(i) Prove that if $a \mid c$ and $b \mid c$ and $\gcd (a, b) = 1$ then $(a \times b) \mid c$.
(ii) Prove that if $a_1 \mid c, a_2 \mid c, \ldots , a_n \mid c$ and $\gcd (a_j, a_i) = 1$ where $i \neq j$ then
$$(a_1 \times a_2 \times \ldots \times a_n) \mid c$$
(i) We're given $a \mid c$ and $b \mid c$, which means for some integers $j,k$
$$\begin{align} c &= ja \\ \\ c &= kb \end{align}$$
We're also given $\gcd(a,b) = 1$. By Bezout's Indentity, there are integers $x,y$ such that
$$ ax + by = 1 $$
Multiplying by $c$,
$$ ax(kb) + by(aj) = c $$
Factorising,
$$ab(xk + yj) = c$$
And so we conclude $(a \times b) \mid c$
(ii) We'll prove this by induction on $n$.
Let's take the statement $P(n)$ to mean:
If $a_1 \mid c, a_2 \mid c, \ldots , a_n \mid c$ and $\gcd (a_j, a_i) = 1$ where $i \neq j$ then $(a_1 \times a_2 \times \ldots \times a_n) \mid c$.
We need to prove a base case and an induction step.
Base Case
The base case $P(2)$ is
If $a_1 \mid c, a_2 \mid c$ and $\gcd (a_1, a_2) = 1$ where $1 \neq 2$ then $(a_1 \times a_2) \mid c$.
We proved this base case in exercise (i) above.
Induction Step
We need to show $P(n) \implies P(n+1)$.
We assume $P(n)$ as the induction hypothesis.
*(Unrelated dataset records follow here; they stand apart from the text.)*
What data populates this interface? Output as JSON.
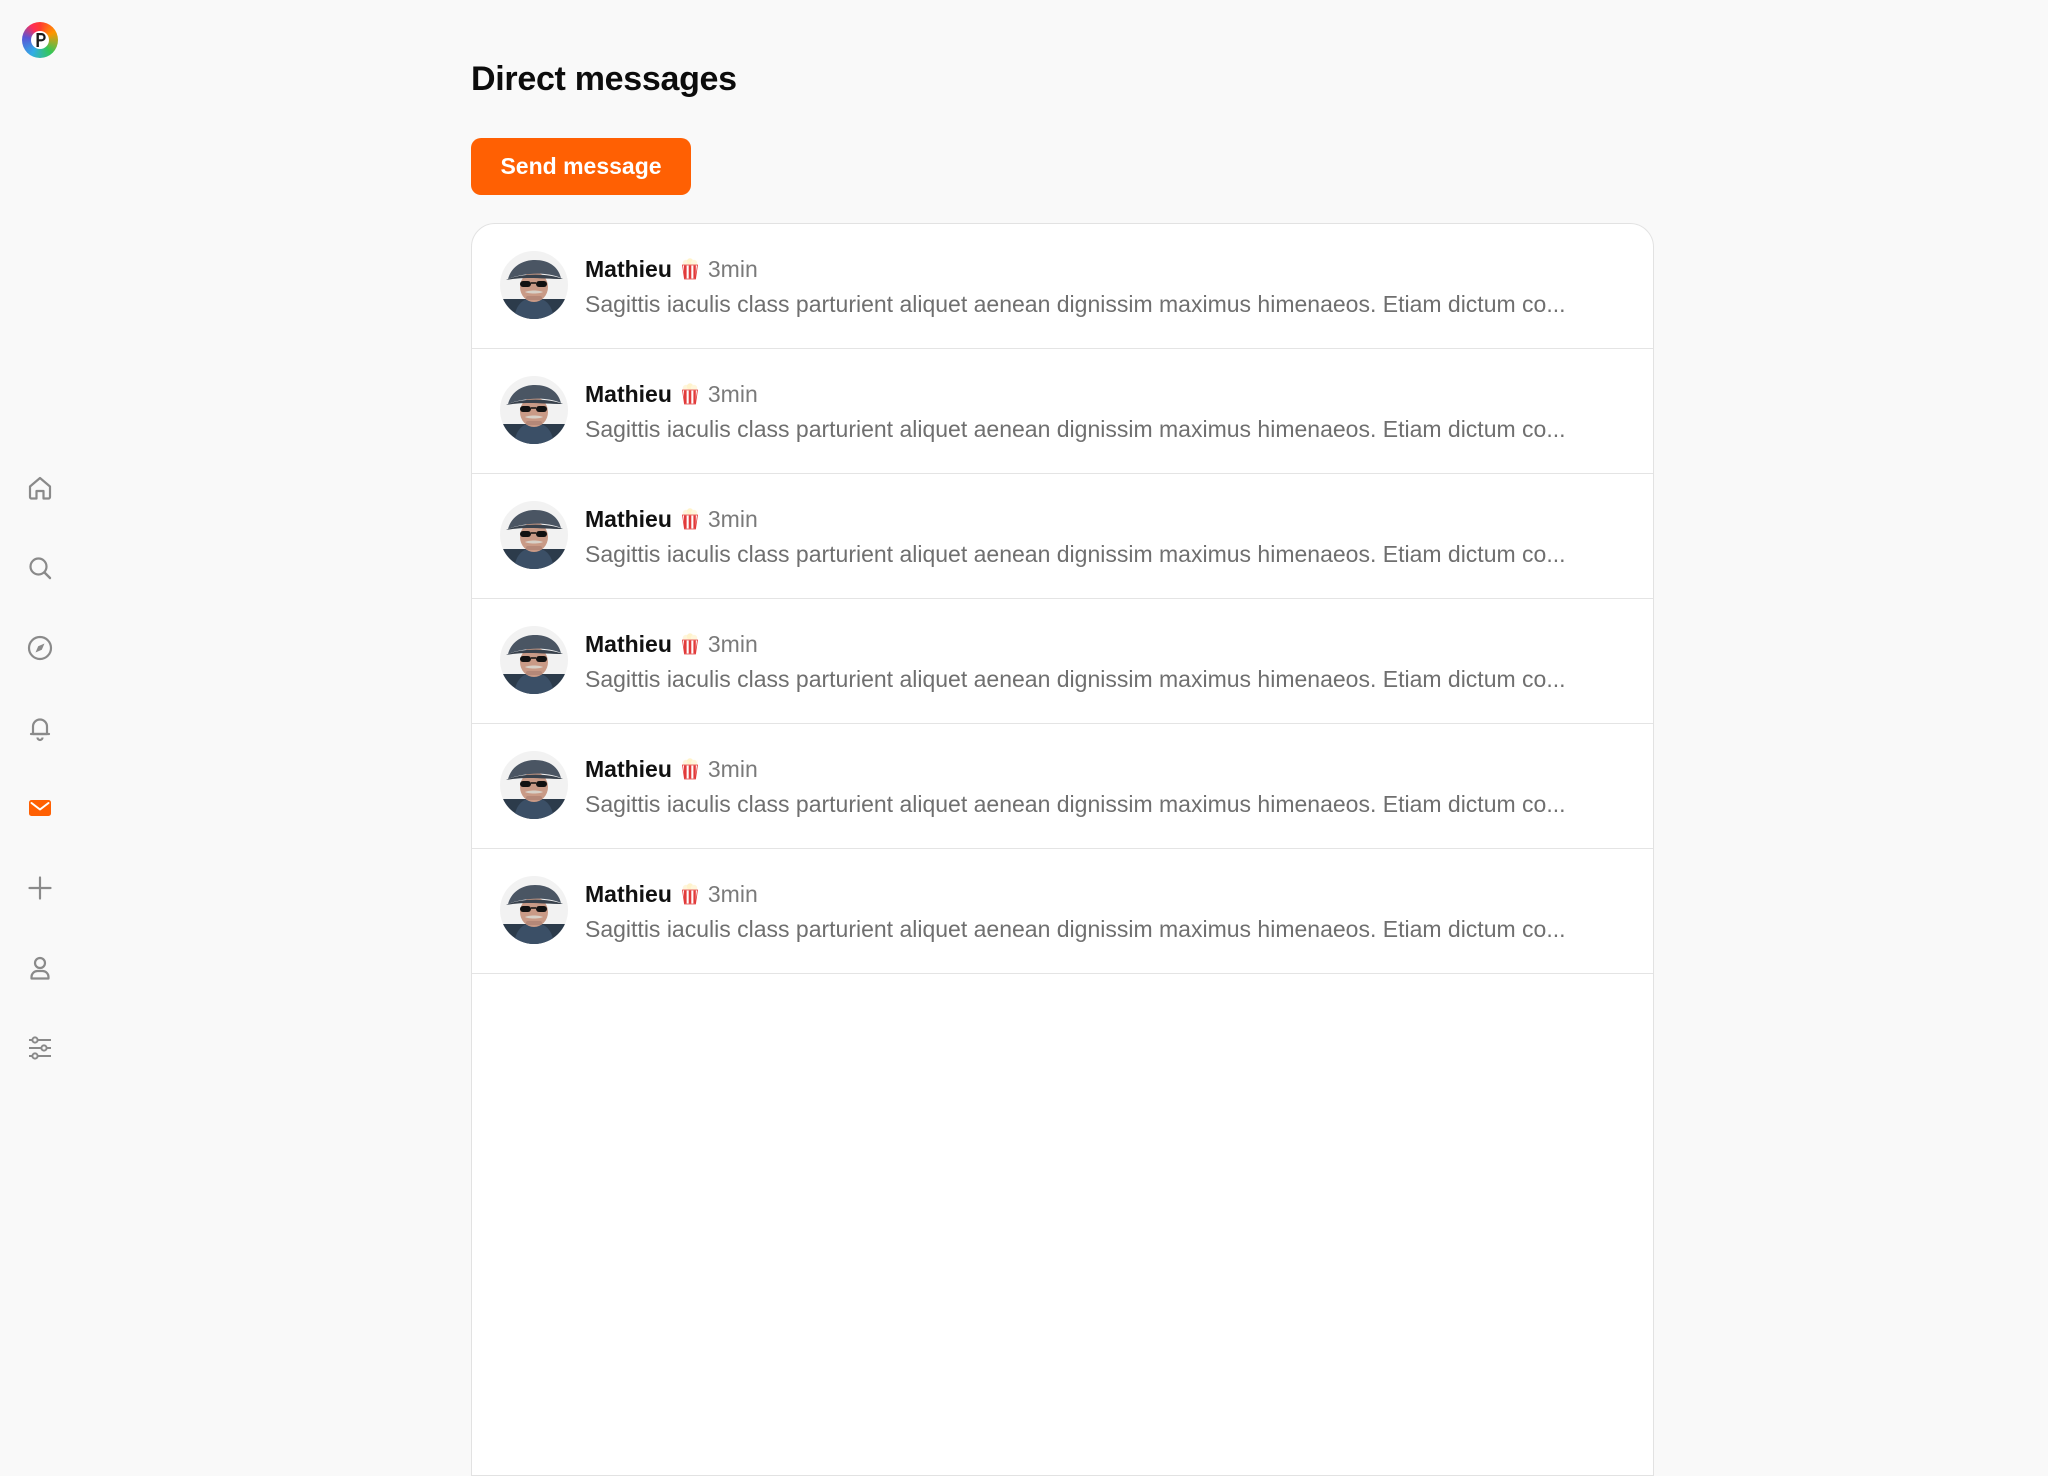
{
  "sidebar": {
    "logo": {
      "icon": "pinned-logo-icon",
      "colors": [
        "#ff3b30",
        "#ff9500",
        "#34c759",
        "#32ade6",
        "#5856d6",
        "#ff2d55"
      ]
    },
    "items": [
      {
        "icon": "home-icon",
        "active": false
      },
      {
        "icon": "search-icon",
        "active": false
      },
      {
        "icon": "explore-compass-icon",
        "active": false
      },
      {
        "icon": "notifications-bell-icon",
        "active": false
      },
      {
        "icon": "messages-envelope-icon",
        "active": true
      },
      {
        "icon": "new-post-plus-icon",
        "active": false
      },
      {
        "icon": "profile-person-icon",
        "active": false
      },
      {
        "icon": "settings-sliders-icon",
        "active": false
      }
    ]
  },
  "main": {
    "title": "Direct messages",
    "send_button_label": "Send message",
    "messages": [
      {
        "sender": "Mathieu",
        "emoji": "popcorn-emoji",
        "time": "3min",
        "preview": "Sagittis iaculis class parturient aliquet aenean dignissim maximus himenaeos. Etiam dictum co..."
      },
      {
        "sender": "Mathieu",
        "emoji": "popcorn-emoji",
        "time": "3min",
        "preview": "Sagittis iaculis class parturient aliquet aenean dignissim maximus himenaeos. Etiam dictum co..."
      },
      {
        "sender": "Mathieu",
        "emoji": "popcorn-emoji",
        "time": "3min",
        "preview": "Sagittis iaculis class parturient aliquet aenean dignissim maximus himenaeos. Etiam dictum co..."
      },
      {
        "sender": "Mathieu",
        "emoji": "popcorn-emoji",
        "time": "3min",
        "preview": "Sagittis iaculis class parturient aliquet aenean dignissim maximus himenaeos. Etiam dictum co..."
      },
      {
        "sender": "Mathieu",
        "emoji": "popcorn-emoji",
        "time": "3min",
        "preview": "Sagittis iaculis class parturient aliquet aenean dignissim maximus himenaeos. Etiam dictum co..."
      },
      {
        "sender": "Mathieu",
        "emoji": "popcorn-emoji",
        "time": "3min",
        "preview": "Sagittis iaculis class parturient aliquet aenean dignissim maximus himenaeos. Etiam dictum co..."
      }
    ]
  },
  "colors": {
    "accent": "#ff6003",
    "icon_gray": "#8a8a8a",
    "background": "#f9f9f9"
  }
}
The statement $P(n+1)$ means:
If $a_1 \mid c, a_2 \mid c, \ldots , a_n \mid c, a_{n+1}\mid c$ and $\gcd (a_j, a_i) = 1$ where $i \neq j$ then $(a_1 \times a_2 \times \ldots \times a_n \times a_{n+1}) \mid c$.
The assumption for $P(n+1)$ that $a_1 \mid c, a_2 \mid c, \ldots , a_n \mid c, a_{n+1}\mid c$ where all $a_j, a_{i \ne j}$ are coprime, includes the assumption for $P(n)$ that $a_1 \mid c, a_2 \mid c, \ldots , a_n \mid c$ where all $a_j, a_{i \ne j}$ are coprime. That means we have $(a_1 \times a_2 \times \ldots \times a_n) \mid c$.
That is, there exists some integer $p$ such that
$$(a_1 \times a_2 \times \ldots \times a_n) p= c$$
The additional assumption of $P(n+1)$ is that $a_{n+1} \mid c$, so there exists some integer $q$ such that
$$ a_{n+1}q = c$$
Since $a_{n+1}$ is coprime to all $a_1, a_2, \ldots, a_n$, by Bezout's identity we have, for some integers $r,s$
$$ (a_1 \times a_2 \times \ldots \times a_n) r + a_{n+1} s = 1 $$
Multiplying by $c$
$$ (a_1 \times a_2 \times \ldots \times a_n) ra_{n+1}q + a_{n+1} s(a_1 \times a_2 \times \ldots \times a_n)p = c $$
Factorising
$$ (a_1 \times a_2 \times \ldots \times a_n \times a_{n+1}) (rq + sp) = c $$
So we have $(a_1 \times a_2 \times \ldots \times a_n \times a_{n+1}) \mid c$.
We have shown $P(n) \implies P(n+1)$.
By showing the base case and the induction step, we have shown by induction that if $a_1 \mid c, a_2 \mid c$ and $\gcd (a_1, a_2) = 1$ where $1 \neq 2$ then $(a_1 \times a_2) \mid c$.